There is no perfect solution, because we do not live in a perfect world.  We live in a world with rapists, manipulators, liars.  If there were no rape, we could easily have fully integrated communal bathrooms and changing rooms with no objections.  That’s not the world we live in.

If you want to understand the bathroom problem from another perspective, let’s consider the perspectives of four groups of people–non-transgender males, non-transgender females, MtF trans* people, and FtM trans* people–as locker rooms open from being sex-segregated to being segregated by man/woman gender identity and/or expression.

For non-transgender males, this change is either neutral (if you’re not a creep) or, if you’re a really incredibly gross dude, it could be positive to you, because you might be able to gain entry into a women’s space to gawk or rape.

For MtF transgender people, this change is significantly positive, removing them from a large majority of potential rapists and into a space where they feel more comfortable, happy, and at ease.

For non-transgender females, the change is neutral to negative.  Rape risks are real, and fears of manipulative men invading women’s spaces, sometimes even at great personal cost, are also real.

For FtM people, the change is unlikely to be positive and could be significantly negative.  If an FtM person is forced to go to the men’s locker room, they risk rape for their gender-nonconformity.  Their alternative is to stay in the women’s locker room, where they feel they do not belong.

So here’s the problem radical feminists have with that: do you notice the groups that are getting positive effects, and the groups that are getting negative ones?  People born with penises, regardless of the gender they identify as, are at worst looking at a policy change that is neutral to them.  People born with vaginas, on the other hand, regardless of their gender identity, are being hurt by this policy at worst and will find it neutral at best.

Now, let’s look at the three-bathroom idea, and how it affects those same groups of people:

Non-transgender men: this policy is neutral to positive for non-transgender men.  Men who are embarrassed to change in the company of other men may prefer the third room, resulting in a positive experience versus the current configuration.

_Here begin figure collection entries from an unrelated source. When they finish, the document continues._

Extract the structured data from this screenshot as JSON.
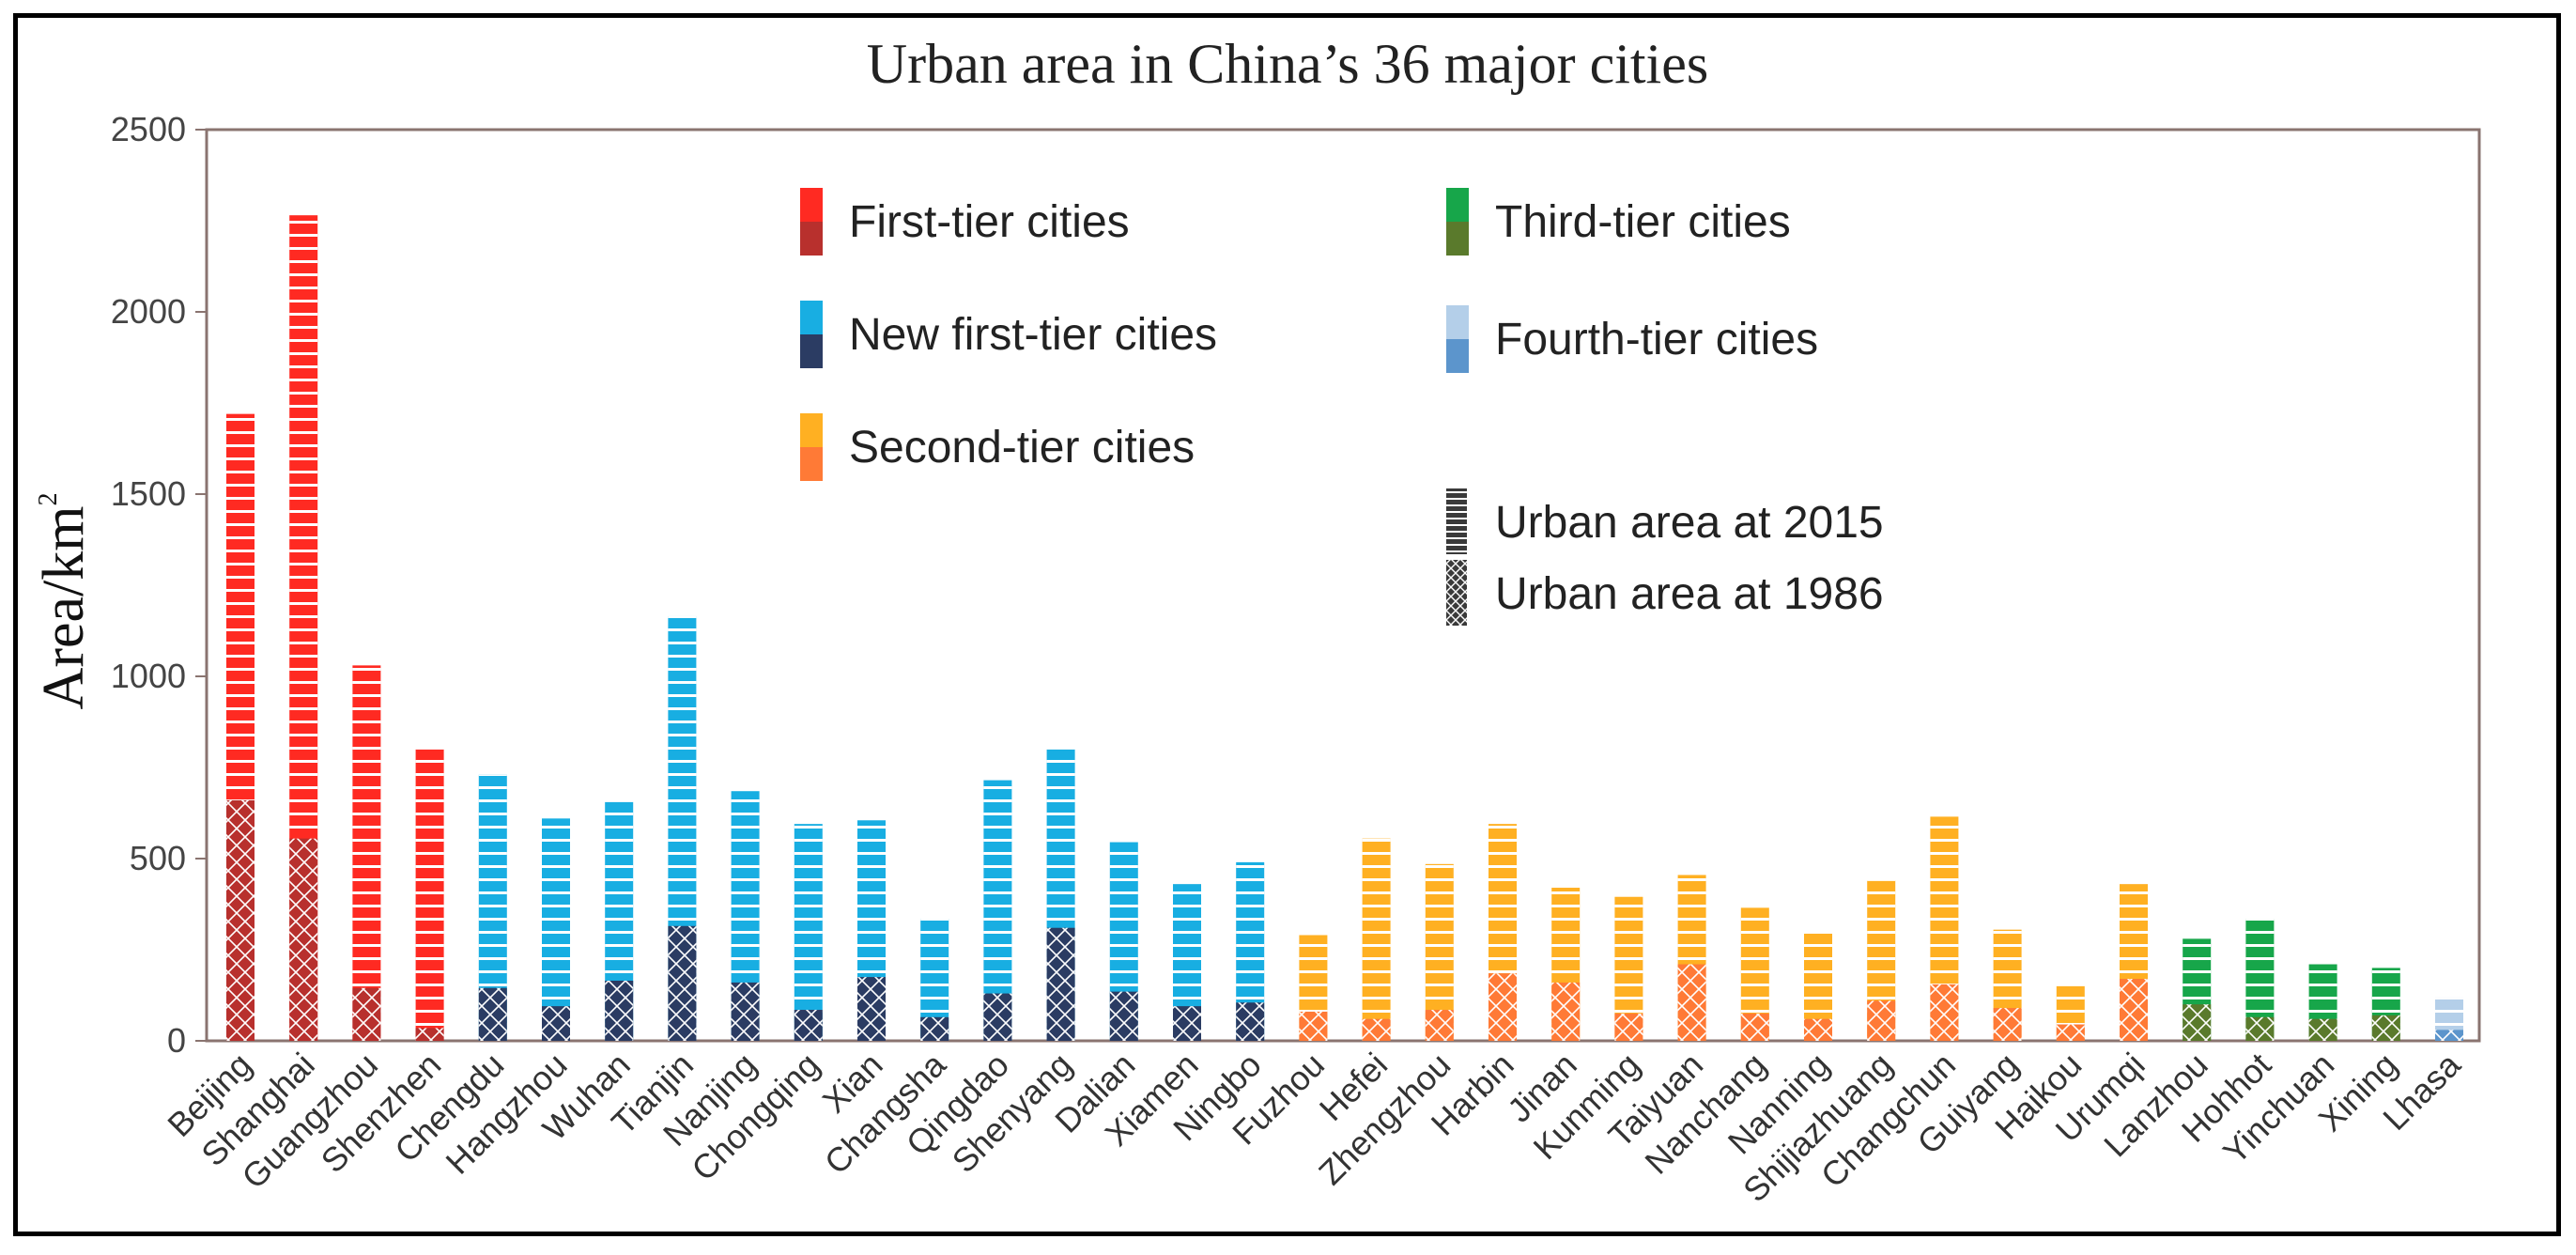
{
  "chart_data": {
    "type": "bar",
    "title": "Urban area in China’s 36 major cities",
    "ylabel": "Area/km",
    "ylabel_superscript": "2",
    "xlabel": "",
    "ylim": [
      0,
      2500
    ],
    "yticks": [
      "0",
      "500",
      "1000",
      "1500",
      "2000",
      "2500"
    ],
    "grid": false,
    "categories": [
      "Beijing",
      "Shanghai",
      "Guangzhou",
      "Shenzhen",
      "Chengdu",
      "Hangzhou",
      "Wuhan",
      "Tianjin",
      "Nanjing",
      "Chongqing",
      "Xian",
      "Changsha",
      "Qingdao",
      "Shenyang",
      "Dalian",
      "Xiamen",
      "Ningbo",
      "Fuzhou",
      "Hefei",
      "Zhengzhou",
      "Harbin",
      "Jinan",
      "Kunming",
      "Taiyuan",
      "Nanchang",
      "Nanning",
      "Shijiazhuang",
      "Changchun",
      "Guiyang",
      "Haikou",
      "Urumqi",
      "Lanzhou",
      "Hohhot",
      "Yinchuan",
      "Xining",
      "Lhasa"
    ],
    "tiers": [
      "first",
      "first",
      "first",
      "first",
      "newfirst",
      "newfirst",
      "newfirst",
      "newfirst",
      "newfirst",
      "newfirst",
      "newfirst",
      "newfirst",
      "newfirst",
      "newfirst",
      "newfirst",
      "newfirst",
      "newfirst",
      "second",
      "second",
      "second",
      "second",
      "second",
      "second",
      "second",
      "second",
      "second",
      "second",
      "second",
      "second",
      "second",
      "second",
      "third",
      "third",
      "third",
      "third",
      "fourth"
    ],
    "series": [
      {
        "name": "Urban area at 2015",
        "values": [
          1720,
          2265,
          1030,
          800,
          730,
          610,
          655,
          1165,
          685,
          595,
          605,
          335,
          715,
          800,
          545,
          430,
          490,
          290,
          555,
          485,
          595,
          420,
          395,
          455,
          365,
          295,
          440,
          615,
          305,
          150,
          430,
          280,
          335,
          210,
          200,
          120
        ]
      },
      {
        "name": "Urban area at 1986",
        "values": [
          660,
          555,
          145,
          35,
          145,
          95,
          165,
          315,
          160,
          85,
          175,
          65,
          130,
          310,
          135,
          95,
          105,
          80,
          60,
          85,
          185,
          160,
          75,
          210,
          75,
          60,
          110,
          155,
          90,
          45,
          170,
          100,
          65,
          60,
          70,
          30
        ]
      }
    ],
    "tier_colors": {
      "first": {
        "2015": "#ff2a22",
        "1986": "#b8302d"
      },
      "newfirst": {
        "2015": "#18aee2",
        "1986": "#2b3c63"
      },
      "second": {
        "2015": "#ffb022",
        "1986": "#ff7a36"
      },
      "third": {
        "2015": "#17a64a",
        "1986": "#5a7a2c"
      },
      "fourth": {
        "2015": "#b4cfe9",
        "1986": "#5c95cc"
      }
    },
    "legend": {
      "tiers": [
        {
          "key": "first",
          "label": "First-tier cities"
        },
        {
          "key": "newfirst",
          "label": "New first-tier cities"
        },
        {
          "key": "second",
          "label": "Second-tier cities"
        },
        {
          "key": "third",
          "label": "Third-tier  cities"
        },
        {
          "key": "fourth",
          "label": "Fourth-tier cities"
        }
      ],
      "patterns": [
        {
          "key": "2015",
          "label": "Urban area at 2015"
        },
        {
          "key": "1986",
          "label": "Urban area at 1986"
        }
      ]
    }
  }
}
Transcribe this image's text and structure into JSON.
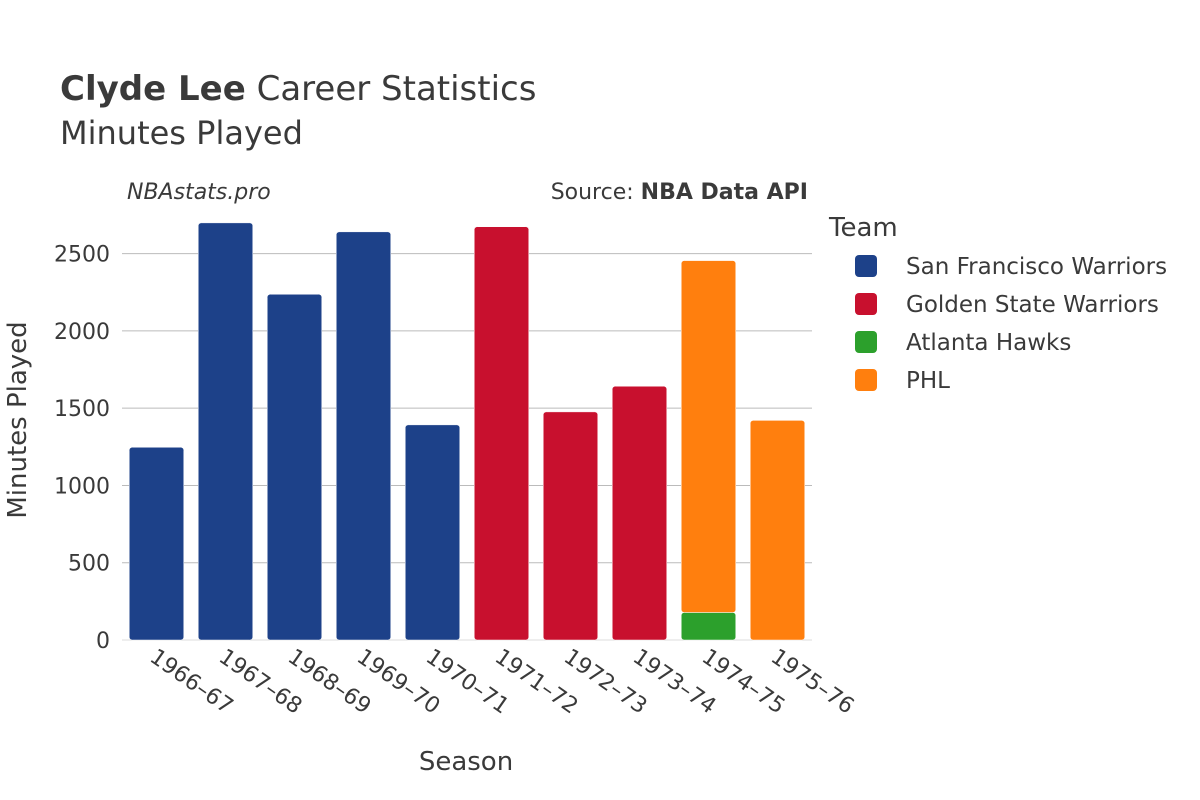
{
  "header": {
    "title_bold": "Clyde Lee",
    "title_rest": " Career Statistics",
    "subtitle": "Minutes Played",
    "watermark": "NBAstats.pro",
    "source_prefix": "Source: ",
    "source_bold": "NBA Data API"
  },
  "legend": {
    "title": "Team"
  },
  "colors": {
    "San Francisco Warriors": "#1d4189",
    "Golden State Warriors": "#c8102e",
    "Atlanta Hawks": "#2ca02c",
    "PHL": "#ff7f0e",
    "grid": "#bbbbbb",
    "text": "#3a3a3a"
  },
  "chart_data": {
    "type": "bar",
    "stacked": true,
    "xlabel": "Season",
    "ylabel": "Minutes Played",
    "ylim": [
      0,
      2750
    ],
    "yticks": [
      0,
      500,
      1000,
      1500,
      2000,
      2500
    ],
    "grid": true,
    "legend_position": "right",
    "categories": [
      "1966–67",
      "1967–68",
      "1968–69",
      "1969–70",
      "1970–71",
      "1971–72",
      "1972–73",
      "1973–74",
      "1974–75",
      "1975–76"
    ],
    "series": [
      {
        "name": "San Francisco Warriors",
        "values": [
          1247,
          2699,
          2237,
          2641,
          1392,
          0,
          0,
          0,
          0,
          0
        ]
      },
      {
        "name": "Golden State Warriors",
        "values": [
          0,
          0,
          0,
          0,
          0,
          2674,
          1476,
          1642,
          0,
          0
        ]
      },
      {
        "name": "Atlanta Hawks",
        "values": [
          0,
          0,
          0,
          0,
          0,
          0,
          0,
          0,
          178,
          0
        ]
      },
      {
        "name": "PHL",
        "values": [
          0,
          0,
          0,
          0,
          0,
          0,
          0,
          0,
          2277,
          1421
        ]
      }
    ]
  }
}
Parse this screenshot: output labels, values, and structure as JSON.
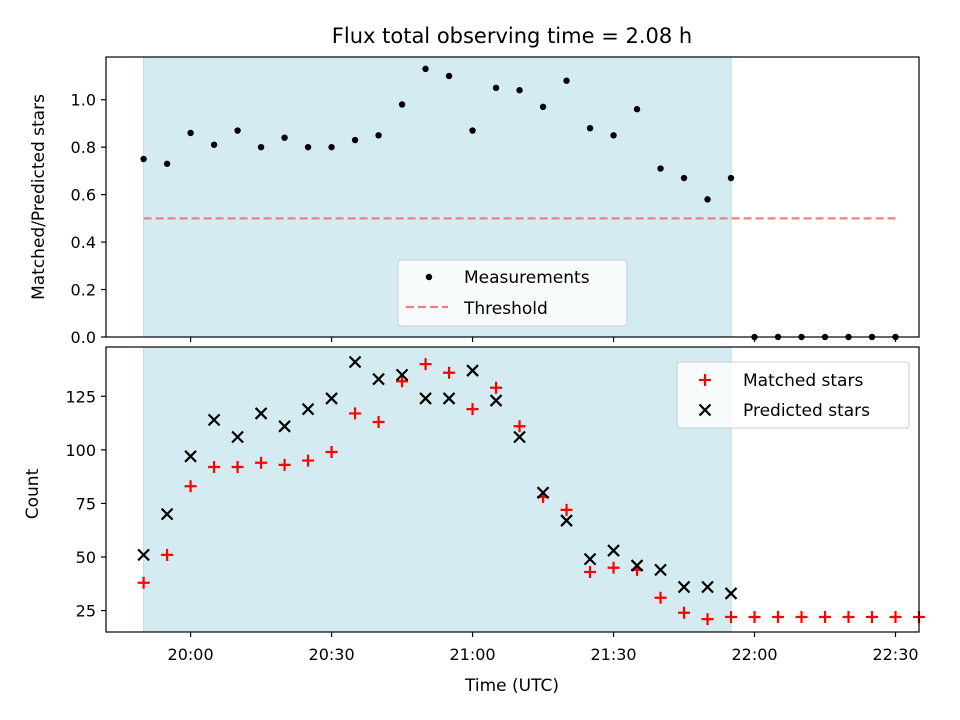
{
  "chart_data": [
    {
      "type": "scatter",
      "title": "Flux total observing time = 2.08 h",
      "xlabel": "",
      "ylabel": "Matched/Predicted stars",
      "ylim": [
        0,
        1.18
      ],
      "yticks": [
        0.0,
        0.2,
        0.4,
        0.6,
        0.8,
        1.0
      ],
      "ytick_labels": [
        "0.0",
        "0.2",
        "0.4",
        "0.6",
        "0.8",
        "1.0"
      ],
      "xlim": [
        "19:42",
        "22:35"
      ],
      "shaded_span": [
        "19:50",
        "21:55"
      ],
      "shaded_color": "#d4ebf1",
      "legend": {
        "position": "lower-center",
        "entries": [
          "Measurements",
          "Threshold"
        ]
      },
      "series": [
        {
          "name": "Measurements",
          "marker": "dot",
          "color": "#000000",
          "x": [
            "19:50",
            "19:55",
            "20:00",
            "20:05",
            "20:10",
            "20:15",
            "20:20",
            "20:25",
            "20:30",
            "20:35",
            "20:40",
            "20:45",
            "20:50",
            "20:55",
            "21:00",
            "21:05",
            "21:10",
            "21:15",
            "21:20",
            "21:25",
            "21:30",
            "21:35",
            "21:40",
            "21:45",
            "21:50",
            "21:55",
            "22:00",
            "22:05",
            "22:10",
            "22:15",
            "22:20",
            "22:25",
            "22:30"
          ],
          "y": [
            0.75,
            0.73,
            0.86,
            0.81,
            0.87,
            0.8,
            0.84,
            0.8,
            0.8,
            0.83,
            0.85,
            0.98,
            1.13,
            1.1,
            0.87,
            1.05,
            1.04,
            0.97,
            1.08,
            0.88,
            0.85,
            0.96,
            0.71,
            0.67,
            0.58,
            0.67,
            0.0,
            0.0,
            0.0,
            0.0,
            0.0,
            0.0,
            0.0
          ]
        },
        {
          "name": "Threshold",
          "style": "dashed",
          "color": "#f08080",
          "x": [
            "19:50",
            "22:30"
          ],
          "y": [
            0.5,
            0.5
          ]
        }
      ]
    },
    {
      "type": "scatter",
      "title": "",
      "xlabel": "Time (UTC)",
      "ylabel": "Count",
      "ylim": [
        15,
        148
      ],
      "yticks": [
        25,
        50,
        75,
        100,
        125
      ],
      "ytick_labels": [
        "25",
        "50",
        "75",
        "100",
        "125"
      ],
      "xlim": [
        "19:42",
        "22:35"
      ],
      "xticks": [
        "20:00",
        "20:30",
        "21:00",
        "21:30",
        "22:00",
        "22:30"
      ],
      "xtick_labels": [
        "20:00",
        "20:30",
        "21:00",
        "21:30",
        "22:00",
        "22:30"
      ],
      "shaded_span": [
        "19:50",
        "21:55"
      ],
      "shaded_color": "#d4ebf1",
      "legend": {
        "position": "top-right",
        "entries": [
          "Matched stars",
          "Predicted stars"
        ]
      },
      "series": [
        {
          "name": "Matched stars",
          "marker": "plus",
          "color": "#ff0000",
          "x": [
            "19:50",
            "19:55",
            "20:00",
            "20:05",
            "20:10",
            "20:15",
            "20:20",
            "20:25",
            "20:30",
            "20:35",
            "20:40",
            "20:45",
            "20:50",
            "20:55",
            "21:00",
            "21:05",
            "21:10",
            "21:15",
            "21:20",
            "21:25",
            "21:30",
            "21:35",
            "21:40",
            "21:45",
            "21:50",
            "21:55",
            "22:00",
            "22:05",
            "22:10",
            "22:15",
            "22:20",
            "22:25",
            "22:30",
            "22:35"
          ],
          "y": [
            38,
            51,
            83,
            92,
            92,
            94,
            93,
            95,
            99,
            117,
            113,
            132,
            140,
            136,
            119,
            129,
            111,
            78,
            72,
            43,
            45,
            44,
            31,
            24,
            21,
            22,
            22,
            22,
            22,
            22,
            22,
            22,
            22,
            22
          ]
        },
        {
          "name": "Predicted stars",
          "marker": "x",
          "color": "#000000",
          "x": [
            "19:50",
            "19:55",
            "20:00",
            "20:05",
            "20:10",
            "20:15",
            "20:20",
            "20:25",
            "20:30",
            "20:35",
            "20:40",
            "20:45",
            "20:50",
            "20:55",
            "21:00",
            "21:05",
            "21:10",
            "21:15",
            "21:20",
            "21:25",
            "21:30",
            "21:35",
            "21:40",
            "21:45",
            "21:50",
            "21:55"
          ],
          "y": [
            51,
            70,
            97,
            114,
            106,
            117,
            111,
            119,
            124,
            141,
            133,
            135,
            124,
            124,
            137,
            123,
            106,
            80,
            67,
            49,
            53,
            46,
            44,
            36,
            36,
            33
          ]
        }
      ]
    }
  ]
}
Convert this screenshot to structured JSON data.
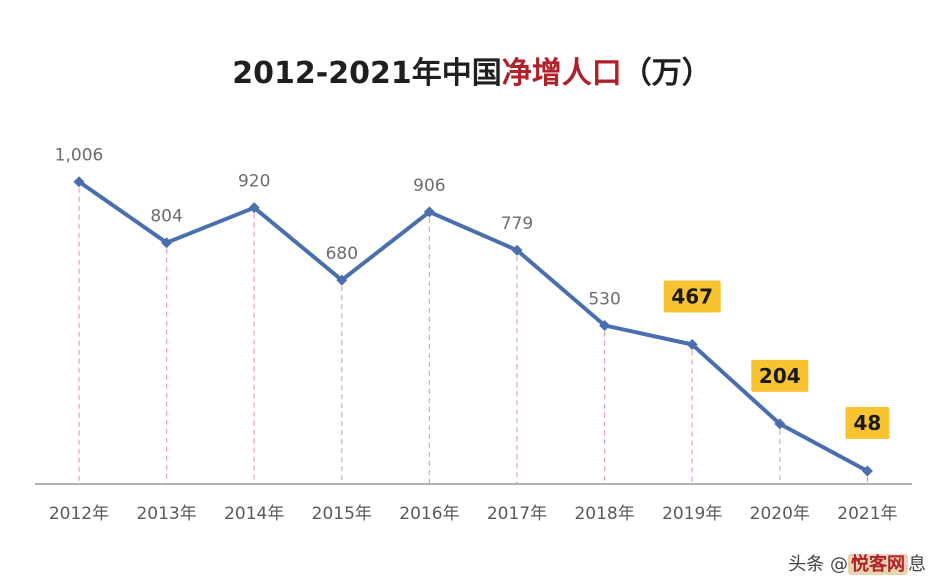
{
  "title": {
    "prefix": "2012-2021年中国",
    "highlight": "净增人口",
    "suffix": "（万）"
  },
  "colors": {
    "line": "#4a6fae",
    "title_highlight": "#b0202a",
    "badge": "#f7c331",
    "axis": "#9a9a9a",
    "dashed": "#e5a3a3"
  },
  "watermark": {
    "prefix": "头条 @",
    "accent": "悦客网",
    "suffix": "息"
  },
  "chart_data": {
    "type": "line",
    "categories": [
      "2012年",
      "2013年",
      "2014年",
      "2015年",
      "2016年",
      "2017年",
      "2018年",
      "2019年",
      "2020年",
      "2021年"
    ],
    "values": [
      1006,
      804,
      920,
      680,
      906,
      779,
      530,
      467,
      204,
      48
    ],
    "data_labels": [
      "1,006",
      "804",
      "920",
      "680",
      "906",
      "779",
      "530",
      "467",
      "204",
      "48"
    ],
    "highlighted_indices": [
      7,
      8,
      9
    ],
    "title": "2012-2021年中国净增人口（万）",
    "xlabel": "",
    "ylabel": "",
    "ylim": [
      0,
      1100
    ],
    "grid": false,
    "legend": "none"
  }
}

Transgender MtF people: this policy is positive, with caveats, for MtF people.  It definitely decreases the risk of rape or harassment that could befall an MtF person in a men’s locker room.  However, the positives of this may be tempered for some MtF people by the fact that going to a separate locker room would seem like it was invalidating some aspect of their gender identity.

Non-transgender females: This policy would be neutral to positive for non-transgender females.  Some of these women would choose to use a third bathroom.

FtM people: This policy would be positive–few FtM people were able to use men’s locker rooms without fear of harassment or rape.  The policy allows FtM people to go into a safe space locker room that isn’t designated as being for the gender they do not identify with.

So, that’s the bathroom/locker room problem.  It’s complicated, and like I said, no solution is perfect because we don’t live in a perfect world.  But could we maybe take a few minutes for everyone to acknowledge that yes, both sides in this intense disagreement have very real fears about assault, rape, and identity, and that any good solution for these issues will, in fact, work by taking those fears into account rather than dismissing them out of hand?